The abundance of information that comes with developments in data is something executives will need to approach with care. Mr. van Gelderen said traditionally there were three types of data: economic data from governmental bodies, company information and market data. “Now with big data, so much more is becoming available and we have to find a way that we are not going to choke on this data, but (rather) transform it” for managing assets.
There is a misconception that artificial intelligence and big data is “only for quants: it is definitely for the more traditional processes, as they get much more data available to them as well,” he said.
A returns gap
While operational changes might be stretching executives, meeting the return needs of APG's institutional clients remains Mr. van Gelderen's biggest challenge.
“For two years in a row I have been telling clients we have had a great run for a very long time; but looking forward don't expect us to generate again over 7%. Looking at the markets, and being totally agnostic about everything and just taking information from the markets, on a na´ve portfolio of 50% bonds and 50% equities you are probably going to generate 2.5%. But we know that for ABP we need 4.5%.”
Bringing more investment in-house has been a focus for APG executives in recent years, as they have moved to improve returns.
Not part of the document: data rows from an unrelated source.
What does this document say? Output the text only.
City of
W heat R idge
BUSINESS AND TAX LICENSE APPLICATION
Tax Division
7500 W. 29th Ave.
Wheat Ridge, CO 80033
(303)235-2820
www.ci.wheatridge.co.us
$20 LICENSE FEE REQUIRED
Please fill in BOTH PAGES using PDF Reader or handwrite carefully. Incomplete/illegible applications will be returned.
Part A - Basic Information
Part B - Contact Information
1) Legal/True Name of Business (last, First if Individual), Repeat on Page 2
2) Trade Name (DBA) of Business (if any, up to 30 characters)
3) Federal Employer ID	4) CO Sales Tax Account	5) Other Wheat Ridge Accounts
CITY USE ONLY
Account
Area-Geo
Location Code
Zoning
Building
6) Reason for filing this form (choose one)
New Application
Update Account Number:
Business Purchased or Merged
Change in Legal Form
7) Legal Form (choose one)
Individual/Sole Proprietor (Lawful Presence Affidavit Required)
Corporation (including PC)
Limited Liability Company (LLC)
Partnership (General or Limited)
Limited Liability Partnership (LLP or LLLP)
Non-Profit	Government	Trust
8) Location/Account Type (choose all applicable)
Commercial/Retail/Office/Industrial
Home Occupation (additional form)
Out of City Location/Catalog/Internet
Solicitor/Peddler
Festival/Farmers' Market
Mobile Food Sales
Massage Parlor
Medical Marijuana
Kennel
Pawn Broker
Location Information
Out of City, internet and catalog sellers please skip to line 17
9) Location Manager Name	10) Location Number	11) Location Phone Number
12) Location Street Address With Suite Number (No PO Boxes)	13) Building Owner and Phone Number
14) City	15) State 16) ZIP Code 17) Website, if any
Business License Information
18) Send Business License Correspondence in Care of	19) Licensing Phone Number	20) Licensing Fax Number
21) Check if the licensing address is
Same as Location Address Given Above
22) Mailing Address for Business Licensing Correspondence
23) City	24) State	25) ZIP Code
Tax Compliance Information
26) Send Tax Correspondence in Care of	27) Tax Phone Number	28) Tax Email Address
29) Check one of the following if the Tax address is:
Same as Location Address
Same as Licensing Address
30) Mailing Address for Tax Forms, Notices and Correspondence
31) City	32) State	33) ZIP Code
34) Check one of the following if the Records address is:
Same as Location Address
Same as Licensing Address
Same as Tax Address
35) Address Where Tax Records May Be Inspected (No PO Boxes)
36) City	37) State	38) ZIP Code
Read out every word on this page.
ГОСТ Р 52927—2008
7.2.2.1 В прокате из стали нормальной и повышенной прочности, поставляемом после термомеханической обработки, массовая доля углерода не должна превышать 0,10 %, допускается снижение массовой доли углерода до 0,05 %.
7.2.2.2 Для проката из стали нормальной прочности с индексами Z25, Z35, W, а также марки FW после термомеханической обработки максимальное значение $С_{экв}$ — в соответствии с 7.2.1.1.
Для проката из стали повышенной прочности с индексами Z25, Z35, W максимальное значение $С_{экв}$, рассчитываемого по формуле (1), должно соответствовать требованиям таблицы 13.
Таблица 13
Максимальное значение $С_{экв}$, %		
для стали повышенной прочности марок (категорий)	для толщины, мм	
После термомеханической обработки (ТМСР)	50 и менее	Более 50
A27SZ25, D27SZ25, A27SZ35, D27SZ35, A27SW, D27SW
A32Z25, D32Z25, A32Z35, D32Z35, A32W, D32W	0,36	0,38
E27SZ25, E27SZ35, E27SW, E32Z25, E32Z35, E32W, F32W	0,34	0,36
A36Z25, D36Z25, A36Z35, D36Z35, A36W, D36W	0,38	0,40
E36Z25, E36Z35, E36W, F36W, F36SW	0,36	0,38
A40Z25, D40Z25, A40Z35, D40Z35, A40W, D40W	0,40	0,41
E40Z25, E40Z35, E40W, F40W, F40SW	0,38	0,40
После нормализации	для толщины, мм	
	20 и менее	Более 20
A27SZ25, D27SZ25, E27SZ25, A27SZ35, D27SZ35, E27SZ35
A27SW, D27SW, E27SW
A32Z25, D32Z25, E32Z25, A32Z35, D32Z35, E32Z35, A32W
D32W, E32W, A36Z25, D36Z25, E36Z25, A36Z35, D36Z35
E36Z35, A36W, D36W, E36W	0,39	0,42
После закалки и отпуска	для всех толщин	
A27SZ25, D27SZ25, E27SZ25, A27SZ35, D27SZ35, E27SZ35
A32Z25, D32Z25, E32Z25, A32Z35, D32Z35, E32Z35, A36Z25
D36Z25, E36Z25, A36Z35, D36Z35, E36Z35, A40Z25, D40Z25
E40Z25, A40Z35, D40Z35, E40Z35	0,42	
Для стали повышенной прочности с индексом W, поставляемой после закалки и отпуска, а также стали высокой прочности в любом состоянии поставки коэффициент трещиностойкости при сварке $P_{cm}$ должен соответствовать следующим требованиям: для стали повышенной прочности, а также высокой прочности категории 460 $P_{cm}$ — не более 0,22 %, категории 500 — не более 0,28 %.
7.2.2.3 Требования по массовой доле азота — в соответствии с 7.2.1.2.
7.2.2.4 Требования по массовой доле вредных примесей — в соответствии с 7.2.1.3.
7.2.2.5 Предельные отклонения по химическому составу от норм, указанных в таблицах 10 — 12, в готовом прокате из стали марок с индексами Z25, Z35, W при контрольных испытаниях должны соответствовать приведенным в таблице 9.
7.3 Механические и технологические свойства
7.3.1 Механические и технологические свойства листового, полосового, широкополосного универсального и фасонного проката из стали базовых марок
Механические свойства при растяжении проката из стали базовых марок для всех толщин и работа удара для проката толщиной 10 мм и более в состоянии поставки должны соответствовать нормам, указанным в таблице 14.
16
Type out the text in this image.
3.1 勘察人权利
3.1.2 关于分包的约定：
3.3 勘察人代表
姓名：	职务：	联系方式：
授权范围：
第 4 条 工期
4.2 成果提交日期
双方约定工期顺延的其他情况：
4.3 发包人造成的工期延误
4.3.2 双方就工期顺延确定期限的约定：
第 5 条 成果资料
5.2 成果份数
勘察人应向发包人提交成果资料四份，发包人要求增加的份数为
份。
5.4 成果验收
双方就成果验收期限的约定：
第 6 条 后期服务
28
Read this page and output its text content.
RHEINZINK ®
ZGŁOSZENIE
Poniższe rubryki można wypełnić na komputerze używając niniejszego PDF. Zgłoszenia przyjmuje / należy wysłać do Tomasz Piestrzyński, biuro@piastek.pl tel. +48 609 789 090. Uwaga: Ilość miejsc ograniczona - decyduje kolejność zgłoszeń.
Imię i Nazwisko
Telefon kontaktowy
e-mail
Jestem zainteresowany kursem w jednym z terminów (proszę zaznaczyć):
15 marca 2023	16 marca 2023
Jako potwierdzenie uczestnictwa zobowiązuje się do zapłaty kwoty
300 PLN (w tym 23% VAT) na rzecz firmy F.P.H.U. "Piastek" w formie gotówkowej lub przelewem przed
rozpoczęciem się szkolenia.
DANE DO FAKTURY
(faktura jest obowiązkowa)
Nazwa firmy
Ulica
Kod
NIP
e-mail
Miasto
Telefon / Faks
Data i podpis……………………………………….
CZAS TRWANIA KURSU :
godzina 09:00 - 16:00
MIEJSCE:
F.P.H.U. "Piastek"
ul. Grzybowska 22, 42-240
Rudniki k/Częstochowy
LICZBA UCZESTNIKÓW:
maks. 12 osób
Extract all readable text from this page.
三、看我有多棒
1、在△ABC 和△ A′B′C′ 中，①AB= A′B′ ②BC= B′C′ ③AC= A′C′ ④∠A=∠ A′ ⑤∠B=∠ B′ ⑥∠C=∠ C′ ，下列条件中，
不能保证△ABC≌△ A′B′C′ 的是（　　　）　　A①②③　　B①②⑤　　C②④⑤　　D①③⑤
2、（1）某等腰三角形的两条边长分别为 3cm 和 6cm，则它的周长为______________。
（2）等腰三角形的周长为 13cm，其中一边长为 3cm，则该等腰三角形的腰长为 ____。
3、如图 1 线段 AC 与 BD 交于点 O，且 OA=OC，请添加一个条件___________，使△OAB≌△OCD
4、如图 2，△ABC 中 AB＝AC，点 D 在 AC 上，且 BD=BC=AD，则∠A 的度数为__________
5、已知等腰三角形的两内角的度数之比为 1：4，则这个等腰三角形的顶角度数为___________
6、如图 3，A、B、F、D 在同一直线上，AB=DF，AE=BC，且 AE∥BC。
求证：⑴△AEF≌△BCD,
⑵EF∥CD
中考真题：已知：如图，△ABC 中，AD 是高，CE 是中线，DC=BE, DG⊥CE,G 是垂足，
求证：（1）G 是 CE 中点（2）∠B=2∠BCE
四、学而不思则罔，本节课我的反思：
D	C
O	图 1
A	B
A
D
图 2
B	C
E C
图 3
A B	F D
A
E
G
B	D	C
But when it comes to more specialized allocations, such as those that are the “hype” at one point and not necessarily long term, Mr. van Gelderen is not keen to build internal teams. “Distressed debt is a good example. I'm never going to do that in-house, because you need to hire special people like lawyers. The opportunity is now, and in two years' time it may not be. If that happens then we can stop the external mandate.”
Executives at the firm have made no secret of their ambitions to increase holdings in illiquid and real assets. But “also in the public markets we are trying to find ways to squeeze higher returns. One of the ways of doing that is through new opportunities,” he said.
China is one opportunity. APG signed a letter of intent with Guangzhou-based E Fund Management to explore a long-term strategic alliance. “We really want to be ready when that market opens,” said Mr. van Gelderen. “China is such a huge market, the idea is we should do it ourselves. However, I don't think we have the knowledge base currently to do it in-house.”
“To get there, we are working with E Fund, and then in a few years time for sure we will have an internal team working on Chinese equities. It is moving very quickly; I'm worried that we are already late,” said Mr. van Gelderen.
APG already has a presence in Asia, monitoring developments from Hong Kong. The office has about 30 employees, with executives also working on real estate, infrastructure and equities investments. Mr. van Gelderen said the office has always been small, “but we decided two years ago it was crazy to have this cap on the number of employees there, so that office is for sure going to grow.”
Executives are considering the role the Hong Kong office and its other non-European office, in New York, can play in the firm's future.
New York houses the firm's expertise in investment in innovation, fixed-income and alternatives. Hedge fund manager New Holland Capital, which invests exclusively for APG, is based in New York's Chrysler Building. “At e20 billion that is a significant portfolio, and it means our fee structure is very competitive,” Mr. van Gelderen said. The firm identifies opportunities and then selects a manager to execute trades. “I really regret calling it a hedge fund, as it is really truly a different strategy.” Market beta is very low for these investments, and the alpha NHC adds “doesn't correlate with market betas. That is key for keeping the strategy in place,” he said.